Post-modern technological factors of societal development (Internet, digitalization, sharing economy, etc.) are objectively aimed against the fundamentals of modernistic culture. Globalization sweeps away relative economic advantages, national traditions, languages, cultural codes (rituals, carnivals, etc., as defined by Meletinsky). The migration crisis not only demonstrates this objective tendency, but also the total inability of the European elites to manage new problems of significant magnitude. Neither Merkel nor Hollande are leaders, but bookkeeper types that perform at the mid-managerial level of a mid-size company. Two crises combine to form a perfect storm: objective globalization (or Europeanization), and mediocrity in cabinets.

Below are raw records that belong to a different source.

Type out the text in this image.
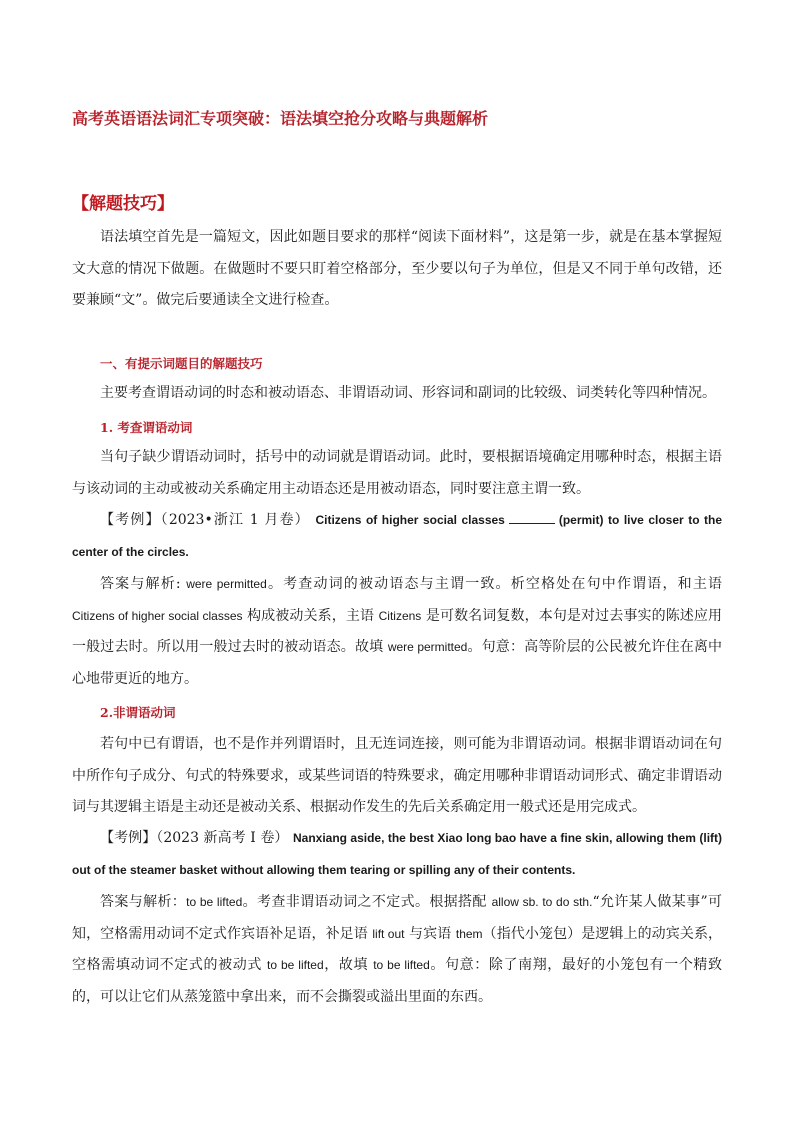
高考英语语法词汇专项突破：语法填空抢分攻略与典题解析
【解题技巧】
语法填空首先是一篇短文，因此如题目要求的那样“阅读下面材料”，这是第一步，就是在基本掌握短文大意的情况下做题。在做题时不要只盯着空格部分，至少要以句子为单位，但是又不同于单句改错，还要兼顾“文”。做完后要通读全文进行检查。
一、有提示词题目的解题技巧
主要考查谓语动词的时态和被动语态、非谓语动词、形容词和副词的比较级、词类转化等四种情况。
1. 考查谓语动词
当句子缺少谓语动词时，括号中的动词就是谓语动词。此时，要根据语境确定用哪种时态，根据主语与该动词的主动或被动关系确定用主动语态还是用被动语态，同时要注意主谓一致。
【考例】（2023•浙江 1 月卷） Citizens of higher social classes	(permit) to live closer to the center of the circles.
答案与解析: were permitted。考查动词的被动语态与主谓一致。析空格处在句中作谓语，和主语 Citizens of higher social classes 构成被动关系，主语 Citizens 是可数名词复数，本句是对过去事实的陈述应用一般过去时。所以用一般过去时的被动语态。故填 were permitted。句意：高等阶层的公民被允许住在离中心地带更近的地方。
2.非谓语动词
若句中已有谓语，也不是作并列谓语时，且无连词连接，则可能为非谓语动词。根据非谓语动词在句中所作句子成分、句式的特殊要求，或某些词语的特殊要求，确定用哪种非谓语动词形式、确定非谓语动词与其逻辑主语是主动还是被动关系、根据动作发生的先后关系确定用一般式还是用完成式。
【考例】（2023 新高考 I 卷） Nanxiang aside, the best Xiao long bao have a fine skin, allowing them (lift) out of the steamer basket without allowing them tearing or spilling any of their contents.
答案与解析：to be lifted。考查非谓语动词之不定式。根据搭配 allow sb. to do sth.“允许某人做某事”可知，空格需用动词不定式作宾语补足语，补足语 lift out 与宾语 them（指代小笼包）是逻辑上的动宾关系，空格需填动词不定式的被动式 to be lifted，故填 to be lifted。句意：除了南翔，最好的小笼包有一个精致的，可以让它们从蒸笼篮中拿出来，而不会撕裂或溢出里面的东西。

This gives Estonia its chance within the degrading environment of the EU. Although both (Estonia and the EU) are destined to disappear, a small country with a wealth of culturological frontiers (rural v. urban, archaism v. digitalism, Moscow/Russians v. Europe/Estonians, Tallinn v. Tartu, closed semiosphere of forests v. open sphere of the seas, Nordic ethnic v. Central European substrate, etc.) may buy the prolongation of its identity. Paradoxically, it is the EU officialdom that helps to carry out this task by restoring the infrastructural identities of the recent past. The fundamental decay of Southern Estonia set against the accelerated movement of Northern Estonia towards Finland can be countered by the restoration of Livonia as a fundamental Central European entity around the metropolitan Riga, Daugava River, and the East-West highway from Saint Petersburg to Paris that runs through Livonia. Livonia was the birthplace of ethnic Estonian culture, and will be able to prolong its existence, while Northern Estonia will go along with the internationalization processes of Finland and Scandinavia. (Official political goal of modern Estonia is “A New Nordic”. This is perfectly true for Tallinn and its surroundings alongside the Gulf of Finland.) Europe should be brave enough to overcome the narrowness of accidental political borders of the last century.